Macron’s government has duly ramped up the anti-Russia rhetoric. Gabriel Attal, France’s new Prime Minister, outraged Le Pen and her 87 MPs in parliament by describing them as Putin’s fifth columnists. Valérie Hayer, who is leading Renaissance’s European election campaign and is Macron’s closest ally in Brussels, then compared Le Pen to Édouard Daladier and Neville Chamberlain in Munich in 1938.

It is not the first time the spirit of appeasement has been invoked regarding France, Russia and Ukraine. In February 2022, 11 days before the invasion, Britain’s defence secretary Ben Wallace said there was a ‘whiff of Munich’ in the air. He didn’t name names, but everyone knew he was referring to Macron, who insisted on maintaining a channel of communication with Putin.

In a recent interview with Ukrainian television Macron said he would like a ceasefire between Ukraine and Russia for the duration of the Olympics as a ‘message of peace’. Putin said he was open to the idea but only if Ukraine ‘really seriously want to build peaceful, neighbourly relations’.

Macron’s ceasefire idea seems at best fanciful. Why would Putin agree to it when Russia and Belarus have been barred from competing in Paris by the International Olympic Committee (IOC)? Their athletes will be allowed to participate as neutrals, provided they do not publicly state their support for the invasion of Ukraine, a stance that has the backing of Britain. However, some in France, including Anne Hidalgo, the mayor of Paris, doesn’t want any Russian athletes to compete, even as neutrals.

This is a humiliating snub in the eyes of Putin, and he wants revenge. Russia has announced that it will host an international multi-sport event of its own in September: the World Friendship Games. But there might be more serious retaliation to come. Kyiv envisages a massive Russian summer offensive, perhaps launched to coincide with the Olympics. Putin is known for timing his acts of aggression around the Games: he attacked Georgia a day before the Olympics in 2008; Ukraine during the Winter Games in Sochi in 2014 and then again in 2022 just days after the Winter Olympics finished in Beijing. Putin would take some pleasure in spoiling Macron’s great European moment.

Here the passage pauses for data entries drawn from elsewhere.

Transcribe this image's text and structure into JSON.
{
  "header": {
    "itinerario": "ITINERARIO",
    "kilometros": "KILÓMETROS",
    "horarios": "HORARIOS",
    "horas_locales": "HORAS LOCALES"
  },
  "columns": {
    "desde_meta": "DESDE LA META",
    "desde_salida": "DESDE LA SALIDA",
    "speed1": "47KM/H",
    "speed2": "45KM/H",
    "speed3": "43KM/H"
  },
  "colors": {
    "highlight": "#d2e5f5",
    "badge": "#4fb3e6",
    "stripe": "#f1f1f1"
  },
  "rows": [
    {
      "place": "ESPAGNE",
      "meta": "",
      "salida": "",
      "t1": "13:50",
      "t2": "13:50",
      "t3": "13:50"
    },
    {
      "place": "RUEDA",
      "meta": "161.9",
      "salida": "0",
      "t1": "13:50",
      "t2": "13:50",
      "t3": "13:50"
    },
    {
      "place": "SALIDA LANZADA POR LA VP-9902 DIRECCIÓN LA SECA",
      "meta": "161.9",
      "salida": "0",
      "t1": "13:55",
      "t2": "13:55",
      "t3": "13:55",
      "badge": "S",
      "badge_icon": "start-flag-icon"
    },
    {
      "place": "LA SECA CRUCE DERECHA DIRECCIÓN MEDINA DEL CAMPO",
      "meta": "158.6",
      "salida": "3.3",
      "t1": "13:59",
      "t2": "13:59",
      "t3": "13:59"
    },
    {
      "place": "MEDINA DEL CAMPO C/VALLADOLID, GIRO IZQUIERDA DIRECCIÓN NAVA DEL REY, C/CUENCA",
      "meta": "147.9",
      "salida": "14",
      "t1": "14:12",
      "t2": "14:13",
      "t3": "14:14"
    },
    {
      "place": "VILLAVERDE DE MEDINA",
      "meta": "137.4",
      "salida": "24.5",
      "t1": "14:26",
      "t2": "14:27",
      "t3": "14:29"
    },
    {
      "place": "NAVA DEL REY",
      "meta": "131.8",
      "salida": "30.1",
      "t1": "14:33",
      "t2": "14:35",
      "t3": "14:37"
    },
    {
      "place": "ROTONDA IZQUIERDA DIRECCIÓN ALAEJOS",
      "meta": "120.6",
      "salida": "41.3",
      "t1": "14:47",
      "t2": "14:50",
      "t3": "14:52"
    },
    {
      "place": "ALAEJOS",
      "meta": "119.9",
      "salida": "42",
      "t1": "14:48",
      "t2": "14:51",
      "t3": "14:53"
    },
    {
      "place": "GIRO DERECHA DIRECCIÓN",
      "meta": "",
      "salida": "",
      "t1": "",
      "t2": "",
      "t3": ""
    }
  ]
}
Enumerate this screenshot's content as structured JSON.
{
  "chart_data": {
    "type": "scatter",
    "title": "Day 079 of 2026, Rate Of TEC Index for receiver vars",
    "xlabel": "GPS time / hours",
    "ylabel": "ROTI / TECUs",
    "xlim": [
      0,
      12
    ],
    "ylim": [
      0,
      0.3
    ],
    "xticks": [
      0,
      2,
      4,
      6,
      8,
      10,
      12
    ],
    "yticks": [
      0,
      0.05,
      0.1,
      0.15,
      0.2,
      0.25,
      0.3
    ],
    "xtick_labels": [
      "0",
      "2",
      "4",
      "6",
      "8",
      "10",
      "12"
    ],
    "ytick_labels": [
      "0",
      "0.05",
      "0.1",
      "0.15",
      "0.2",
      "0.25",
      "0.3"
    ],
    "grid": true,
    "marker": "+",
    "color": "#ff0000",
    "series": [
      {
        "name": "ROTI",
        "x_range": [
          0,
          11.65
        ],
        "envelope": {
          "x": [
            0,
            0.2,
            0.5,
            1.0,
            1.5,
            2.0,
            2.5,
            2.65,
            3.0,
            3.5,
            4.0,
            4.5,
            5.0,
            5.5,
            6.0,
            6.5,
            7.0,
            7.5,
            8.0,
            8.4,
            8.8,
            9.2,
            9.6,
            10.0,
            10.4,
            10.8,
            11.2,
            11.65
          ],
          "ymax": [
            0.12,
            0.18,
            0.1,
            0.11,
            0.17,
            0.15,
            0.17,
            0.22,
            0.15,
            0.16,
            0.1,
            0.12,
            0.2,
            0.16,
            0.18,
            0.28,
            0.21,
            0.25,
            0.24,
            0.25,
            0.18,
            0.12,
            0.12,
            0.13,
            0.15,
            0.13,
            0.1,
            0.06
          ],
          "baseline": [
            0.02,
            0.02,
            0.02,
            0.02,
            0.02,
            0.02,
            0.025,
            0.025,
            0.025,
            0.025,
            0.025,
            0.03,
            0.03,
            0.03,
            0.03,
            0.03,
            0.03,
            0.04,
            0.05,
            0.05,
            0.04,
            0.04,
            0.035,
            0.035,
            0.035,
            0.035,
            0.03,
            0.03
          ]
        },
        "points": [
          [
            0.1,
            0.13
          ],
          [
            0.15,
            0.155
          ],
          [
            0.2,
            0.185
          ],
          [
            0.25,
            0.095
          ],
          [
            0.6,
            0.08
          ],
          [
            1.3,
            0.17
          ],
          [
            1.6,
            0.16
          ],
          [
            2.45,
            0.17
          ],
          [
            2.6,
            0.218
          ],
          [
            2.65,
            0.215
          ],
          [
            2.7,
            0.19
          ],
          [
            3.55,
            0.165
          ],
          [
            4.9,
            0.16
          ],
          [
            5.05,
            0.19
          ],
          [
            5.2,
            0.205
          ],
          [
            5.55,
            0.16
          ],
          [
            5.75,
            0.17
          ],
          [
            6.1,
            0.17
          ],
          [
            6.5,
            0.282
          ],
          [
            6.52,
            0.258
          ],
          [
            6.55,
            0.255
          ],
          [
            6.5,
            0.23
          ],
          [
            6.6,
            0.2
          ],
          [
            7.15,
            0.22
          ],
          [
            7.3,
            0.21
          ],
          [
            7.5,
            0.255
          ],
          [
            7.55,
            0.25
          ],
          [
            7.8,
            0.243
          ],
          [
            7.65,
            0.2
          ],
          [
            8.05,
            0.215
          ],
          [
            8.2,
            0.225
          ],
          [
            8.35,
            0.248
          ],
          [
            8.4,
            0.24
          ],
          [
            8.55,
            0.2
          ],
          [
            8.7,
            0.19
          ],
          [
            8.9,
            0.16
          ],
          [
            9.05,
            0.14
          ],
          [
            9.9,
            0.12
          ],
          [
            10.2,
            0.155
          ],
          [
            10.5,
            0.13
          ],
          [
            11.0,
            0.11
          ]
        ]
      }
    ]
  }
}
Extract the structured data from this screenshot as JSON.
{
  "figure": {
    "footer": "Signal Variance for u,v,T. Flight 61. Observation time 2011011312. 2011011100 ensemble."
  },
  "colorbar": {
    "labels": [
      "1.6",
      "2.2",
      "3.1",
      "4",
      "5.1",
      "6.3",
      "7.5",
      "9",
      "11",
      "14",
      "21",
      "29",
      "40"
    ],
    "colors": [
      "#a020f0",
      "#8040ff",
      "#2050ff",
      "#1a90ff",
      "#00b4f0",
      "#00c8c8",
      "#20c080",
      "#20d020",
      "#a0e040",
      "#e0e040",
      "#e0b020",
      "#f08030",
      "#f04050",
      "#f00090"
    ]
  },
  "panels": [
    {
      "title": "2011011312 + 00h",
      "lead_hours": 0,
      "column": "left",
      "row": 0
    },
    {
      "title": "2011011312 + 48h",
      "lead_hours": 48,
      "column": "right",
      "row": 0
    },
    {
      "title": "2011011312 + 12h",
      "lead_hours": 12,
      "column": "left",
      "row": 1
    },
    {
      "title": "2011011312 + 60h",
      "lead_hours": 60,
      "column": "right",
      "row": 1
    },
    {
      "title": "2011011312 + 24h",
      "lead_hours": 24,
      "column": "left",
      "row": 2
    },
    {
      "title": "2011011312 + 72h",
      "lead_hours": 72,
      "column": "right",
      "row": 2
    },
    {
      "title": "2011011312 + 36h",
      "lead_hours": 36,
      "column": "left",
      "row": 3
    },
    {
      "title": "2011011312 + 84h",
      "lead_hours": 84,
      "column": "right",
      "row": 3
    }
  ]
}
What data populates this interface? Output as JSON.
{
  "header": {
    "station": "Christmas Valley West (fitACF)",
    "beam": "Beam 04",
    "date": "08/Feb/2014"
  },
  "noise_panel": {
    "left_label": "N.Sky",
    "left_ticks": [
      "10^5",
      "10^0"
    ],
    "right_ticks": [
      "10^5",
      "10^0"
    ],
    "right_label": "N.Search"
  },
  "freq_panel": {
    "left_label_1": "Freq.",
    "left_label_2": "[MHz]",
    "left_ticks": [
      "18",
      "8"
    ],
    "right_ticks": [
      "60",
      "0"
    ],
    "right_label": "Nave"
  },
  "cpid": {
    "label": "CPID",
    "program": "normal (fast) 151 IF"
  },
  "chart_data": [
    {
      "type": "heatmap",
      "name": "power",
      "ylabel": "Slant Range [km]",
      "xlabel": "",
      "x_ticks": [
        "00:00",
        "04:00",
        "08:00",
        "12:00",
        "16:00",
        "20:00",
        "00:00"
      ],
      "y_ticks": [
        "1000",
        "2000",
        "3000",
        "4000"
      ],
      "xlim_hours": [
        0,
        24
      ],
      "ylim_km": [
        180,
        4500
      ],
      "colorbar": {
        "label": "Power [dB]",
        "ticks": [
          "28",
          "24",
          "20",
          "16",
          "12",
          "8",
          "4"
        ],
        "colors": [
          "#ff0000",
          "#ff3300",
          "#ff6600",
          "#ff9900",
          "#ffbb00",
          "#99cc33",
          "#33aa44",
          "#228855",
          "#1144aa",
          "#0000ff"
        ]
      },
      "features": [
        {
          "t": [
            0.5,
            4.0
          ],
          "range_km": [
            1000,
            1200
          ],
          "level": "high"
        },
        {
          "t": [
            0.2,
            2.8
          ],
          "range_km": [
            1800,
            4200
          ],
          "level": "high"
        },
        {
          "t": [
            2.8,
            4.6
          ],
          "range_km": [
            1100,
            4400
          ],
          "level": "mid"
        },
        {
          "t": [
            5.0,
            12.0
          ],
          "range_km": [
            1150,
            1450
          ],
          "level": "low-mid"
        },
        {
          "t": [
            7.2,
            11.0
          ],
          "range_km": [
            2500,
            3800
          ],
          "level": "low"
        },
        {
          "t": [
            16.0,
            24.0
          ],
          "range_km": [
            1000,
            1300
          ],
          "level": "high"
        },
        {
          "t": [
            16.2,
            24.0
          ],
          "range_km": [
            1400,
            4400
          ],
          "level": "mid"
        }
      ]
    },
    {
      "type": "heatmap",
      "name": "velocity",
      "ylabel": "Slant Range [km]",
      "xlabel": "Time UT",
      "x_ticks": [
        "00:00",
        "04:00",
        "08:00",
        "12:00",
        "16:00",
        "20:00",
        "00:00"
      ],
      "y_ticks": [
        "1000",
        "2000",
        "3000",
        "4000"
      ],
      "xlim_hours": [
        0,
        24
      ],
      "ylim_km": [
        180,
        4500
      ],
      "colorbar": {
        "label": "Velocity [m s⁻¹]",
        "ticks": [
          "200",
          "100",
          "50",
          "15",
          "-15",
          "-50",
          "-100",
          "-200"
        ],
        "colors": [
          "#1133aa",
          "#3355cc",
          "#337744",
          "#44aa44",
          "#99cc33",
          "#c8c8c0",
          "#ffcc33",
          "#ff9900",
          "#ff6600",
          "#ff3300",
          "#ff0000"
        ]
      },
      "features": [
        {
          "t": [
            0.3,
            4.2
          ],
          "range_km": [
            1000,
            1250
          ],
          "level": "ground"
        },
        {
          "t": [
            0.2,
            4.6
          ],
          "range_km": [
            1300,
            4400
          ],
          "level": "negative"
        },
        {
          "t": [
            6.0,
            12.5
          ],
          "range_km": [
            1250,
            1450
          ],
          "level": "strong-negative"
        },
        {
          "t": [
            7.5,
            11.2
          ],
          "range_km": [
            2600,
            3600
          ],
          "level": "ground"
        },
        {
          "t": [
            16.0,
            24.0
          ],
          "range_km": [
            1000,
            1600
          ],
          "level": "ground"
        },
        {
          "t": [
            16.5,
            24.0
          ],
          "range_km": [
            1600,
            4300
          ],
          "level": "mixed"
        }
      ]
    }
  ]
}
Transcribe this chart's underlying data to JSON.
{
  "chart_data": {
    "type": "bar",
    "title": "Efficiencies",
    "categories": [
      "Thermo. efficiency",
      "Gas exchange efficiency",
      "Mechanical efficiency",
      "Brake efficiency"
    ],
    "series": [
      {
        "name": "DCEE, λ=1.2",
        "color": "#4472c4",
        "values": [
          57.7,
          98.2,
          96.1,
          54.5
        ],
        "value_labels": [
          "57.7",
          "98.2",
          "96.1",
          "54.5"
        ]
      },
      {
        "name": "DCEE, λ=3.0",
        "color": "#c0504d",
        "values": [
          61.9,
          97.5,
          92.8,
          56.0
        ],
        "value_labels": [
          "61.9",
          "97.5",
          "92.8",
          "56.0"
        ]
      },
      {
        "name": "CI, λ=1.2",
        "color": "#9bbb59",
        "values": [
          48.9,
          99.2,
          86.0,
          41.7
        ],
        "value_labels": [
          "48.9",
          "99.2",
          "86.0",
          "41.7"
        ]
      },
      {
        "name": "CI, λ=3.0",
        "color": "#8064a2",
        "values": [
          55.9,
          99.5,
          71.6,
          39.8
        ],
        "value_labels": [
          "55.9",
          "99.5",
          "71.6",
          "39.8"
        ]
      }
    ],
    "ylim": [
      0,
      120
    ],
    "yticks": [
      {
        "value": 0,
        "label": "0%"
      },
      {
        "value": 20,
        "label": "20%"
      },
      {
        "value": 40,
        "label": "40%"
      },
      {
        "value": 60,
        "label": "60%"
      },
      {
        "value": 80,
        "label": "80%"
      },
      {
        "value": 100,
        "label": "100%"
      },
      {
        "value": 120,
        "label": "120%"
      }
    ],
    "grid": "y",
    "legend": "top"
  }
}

Kyiv envisages a massive Russian summer offensive, perhaps launched to coincide with the Games

There is precedent, too, for the Olympics being cancelled because of war – although this seems almost impossible nowadays, given the huge commercial deals involved. The 1916 Olympics were scheduled for Berlin and preparations – including the construction of a 18,000-seat stadium – were well under way when the Great War erupted in August 1914. Newspapers were soon speculating on the fate of the Games, but not until March 1915 were they officially cancelled.

When it came to the 1940 Olympics, Tokyo was meant to host, but Japan withdrew in July 1938 because of its war with China. The IOC named Helsinki – the city that finished second to Tokyo in the initial bidding – as the replacement. When the second world war began in September 1939 the feasibility of the Olympics was once more a topic of media conjecture. The USA volunteered to step in but on September 21 Finland’s Olympic Committee told the Americans they were ‘mistaken’ if they thought they could not honour their commitment. ‘Arrangements and buildings have almost been brought to completion,’ they said in a statement. What the Finns hadn’t anticipated was an invasion by Russia. The attack began on the last day of November 1939 and what was known as the ‘Winter War’ was concluded by the Moscow Peace Treaty the following March. In April, the Games were cancelled.

Eighty-four years later, another bloody war is being fought on European soil. To date, no one has suggested that the Paris Olympics should be cancelled. It would be the last thing Macron wants. But as Putin has repeatedly proved, he is no respecter of the Olympic flame.